I've dealt with bureaucrats. I've had bosses assign too much work. One job, I actually had two co-bosses, both assigning tasks without any kind of coordination, and when I asked, they told me to just deal with it, which I did by quitting after six months or so. They also told me to stop filing bug reports, which I thought was pretty funny; what's the point of testing software if not to report bugs? I ignored them and kept on filing bug reports.
Bureaucrats.
"Quis custodiet ipsos custodes?"
Color me gobsmacked that there are still journalists who use FOIA to gather info. Based on what they write they are only sourcing from the PR department
The Freedom of Information Act is failing because fuck you, that's why.
This is a perfect example of why Congress -not the agency or the Prez - should be (and constitutionally is required to be) the oversight authority.
Of course since Congress is incompetent and corrupt and cronyist and should be executed, this is instead evidence that a panel of citizens (chosen randomly by sortition) should be the ones that Congress delegates its oversight to.
No. We, the People, should be the ultimate oversight authority, and elections are a sorry way to get there. What is needed is some way for people, individuals, to challenge government laws, regulations, and actions. Absent that, government will continue to grow, because the only way bureaucrats can measure their success is by budget, subordinates, and new regulations. Note how vital it is to issue new regulations; otherwise it looks like they have nothing to do and should be disbanded.
"The Commerce Department had an average wait time of 836 days, and the Department of Veterans Affairs had an average wait time of 811 days—or more than three years."
365 days/year x 3 years= 1,095 days.
Maybe they were calculating business days, 260 per year, 780 for three years.
I can't speak to the Commerce Department, but the VA's records contain a multitude or private or personal information about individual veterans and/or their families that nobody in their right mind would want subject to indiscriminate public release if it were about them. So, yeah, it's going to take time to respond and redact that sort of information.
Um, that’s not a bug in the system, it’s a feature.
Do you think processing FOIA requests is cost-free? You claim government "bloat" is the problem, but how can bloat delay FOIA requests? If anything, staff who must be hired just to process unlimited and unbounded numbers of FOIA requests is itself wasteful bloat.

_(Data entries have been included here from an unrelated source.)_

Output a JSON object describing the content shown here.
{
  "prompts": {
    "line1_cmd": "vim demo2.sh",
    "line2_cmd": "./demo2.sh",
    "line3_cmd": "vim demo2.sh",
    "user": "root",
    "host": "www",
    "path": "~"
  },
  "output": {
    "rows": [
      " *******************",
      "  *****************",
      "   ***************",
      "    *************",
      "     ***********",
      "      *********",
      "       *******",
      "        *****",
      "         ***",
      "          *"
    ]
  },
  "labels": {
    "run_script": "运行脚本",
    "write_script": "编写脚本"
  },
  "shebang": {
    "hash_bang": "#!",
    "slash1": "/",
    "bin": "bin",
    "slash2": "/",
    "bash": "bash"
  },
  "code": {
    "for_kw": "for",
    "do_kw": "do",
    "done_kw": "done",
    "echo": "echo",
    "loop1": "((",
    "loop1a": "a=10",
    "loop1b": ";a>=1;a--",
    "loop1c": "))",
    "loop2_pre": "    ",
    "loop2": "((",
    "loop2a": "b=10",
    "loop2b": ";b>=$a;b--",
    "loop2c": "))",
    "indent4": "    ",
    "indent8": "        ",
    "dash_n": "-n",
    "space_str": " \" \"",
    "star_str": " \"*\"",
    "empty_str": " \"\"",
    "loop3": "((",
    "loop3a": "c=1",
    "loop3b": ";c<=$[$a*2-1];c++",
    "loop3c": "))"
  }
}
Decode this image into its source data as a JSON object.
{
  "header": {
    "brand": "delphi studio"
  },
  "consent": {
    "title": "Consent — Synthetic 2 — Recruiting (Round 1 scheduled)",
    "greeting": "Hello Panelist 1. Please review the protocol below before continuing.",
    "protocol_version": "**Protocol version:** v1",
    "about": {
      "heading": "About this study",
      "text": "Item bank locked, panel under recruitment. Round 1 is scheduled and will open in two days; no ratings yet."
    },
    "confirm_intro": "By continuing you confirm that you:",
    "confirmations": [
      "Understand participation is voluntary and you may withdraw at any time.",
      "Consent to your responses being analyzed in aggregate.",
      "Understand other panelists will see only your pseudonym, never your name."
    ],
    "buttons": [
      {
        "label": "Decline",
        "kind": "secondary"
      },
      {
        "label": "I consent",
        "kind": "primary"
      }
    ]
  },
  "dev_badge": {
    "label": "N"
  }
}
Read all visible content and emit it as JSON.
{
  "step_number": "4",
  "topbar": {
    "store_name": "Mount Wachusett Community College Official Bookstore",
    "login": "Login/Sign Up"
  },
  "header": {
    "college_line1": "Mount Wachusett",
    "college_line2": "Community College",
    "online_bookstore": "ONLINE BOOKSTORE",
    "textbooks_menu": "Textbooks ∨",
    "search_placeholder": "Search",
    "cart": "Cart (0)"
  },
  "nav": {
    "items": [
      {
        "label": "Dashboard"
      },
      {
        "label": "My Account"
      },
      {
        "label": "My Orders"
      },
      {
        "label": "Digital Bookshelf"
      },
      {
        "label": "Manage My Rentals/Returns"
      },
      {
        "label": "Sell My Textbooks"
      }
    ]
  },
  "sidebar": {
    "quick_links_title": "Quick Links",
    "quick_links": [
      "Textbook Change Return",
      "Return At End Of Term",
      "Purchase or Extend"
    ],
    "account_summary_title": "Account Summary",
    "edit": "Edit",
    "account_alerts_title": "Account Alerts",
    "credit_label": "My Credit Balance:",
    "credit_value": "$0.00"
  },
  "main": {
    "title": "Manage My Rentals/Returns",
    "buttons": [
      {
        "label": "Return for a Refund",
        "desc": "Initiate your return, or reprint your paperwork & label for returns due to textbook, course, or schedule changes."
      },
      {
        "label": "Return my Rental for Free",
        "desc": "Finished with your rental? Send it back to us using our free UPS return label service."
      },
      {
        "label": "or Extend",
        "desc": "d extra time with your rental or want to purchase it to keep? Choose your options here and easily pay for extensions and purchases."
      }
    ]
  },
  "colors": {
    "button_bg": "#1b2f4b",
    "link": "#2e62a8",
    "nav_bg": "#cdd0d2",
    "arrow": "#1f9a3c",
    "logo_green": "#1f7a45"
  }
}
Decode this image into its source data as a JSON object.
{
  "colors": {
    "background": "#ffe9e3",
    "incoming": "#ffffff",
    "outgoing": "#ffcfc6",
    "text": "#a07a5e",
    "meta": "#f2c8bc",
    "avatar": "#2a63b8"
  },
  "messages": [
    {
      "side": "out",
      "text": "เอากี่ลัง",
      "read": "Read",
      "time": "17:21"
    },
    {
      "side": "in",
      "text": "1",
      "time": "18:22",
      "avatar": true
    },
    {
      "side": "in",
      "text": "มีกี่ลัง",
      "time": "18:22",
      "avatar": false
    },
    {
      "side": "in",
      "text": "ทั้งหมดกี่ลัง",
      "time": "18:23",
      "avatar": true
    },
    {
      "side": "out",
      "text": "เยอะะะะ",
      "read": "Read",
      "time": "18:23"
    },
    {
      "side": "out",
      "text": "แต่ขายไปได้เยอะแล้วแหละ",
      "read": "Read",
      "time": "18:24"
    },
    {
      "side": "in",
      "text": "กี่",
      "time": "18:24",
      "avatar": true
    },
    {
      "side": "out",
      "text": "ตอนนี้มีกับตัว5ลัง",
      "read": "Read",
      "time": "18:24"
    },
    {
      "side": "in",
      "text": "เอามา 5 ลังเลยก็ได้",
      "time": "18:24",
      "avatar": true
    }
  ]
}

High-five. If someone wants 10 years of some middle-management bureaucrat's paper-pushing, they can get it the old fashioned way, with a subpoena.
Nonsense like this doesn't help.
I recognize that the bloat and glut of bureaucracy is part of the problem - but an EQUAL part of the problem is people who think that FOIA requests can and should be used for dynamite fishing.
Tailor your requests, have an idea what you're looking for, and cast your rod in the correct direction. If you don't get a bite, try it again. Don't just chuck a stick of dynamite in the lake and hope a fish falls in your boat. You're not only wasting FOIA's time, you're wasting the time of everyone else who wants to make FOIA requests.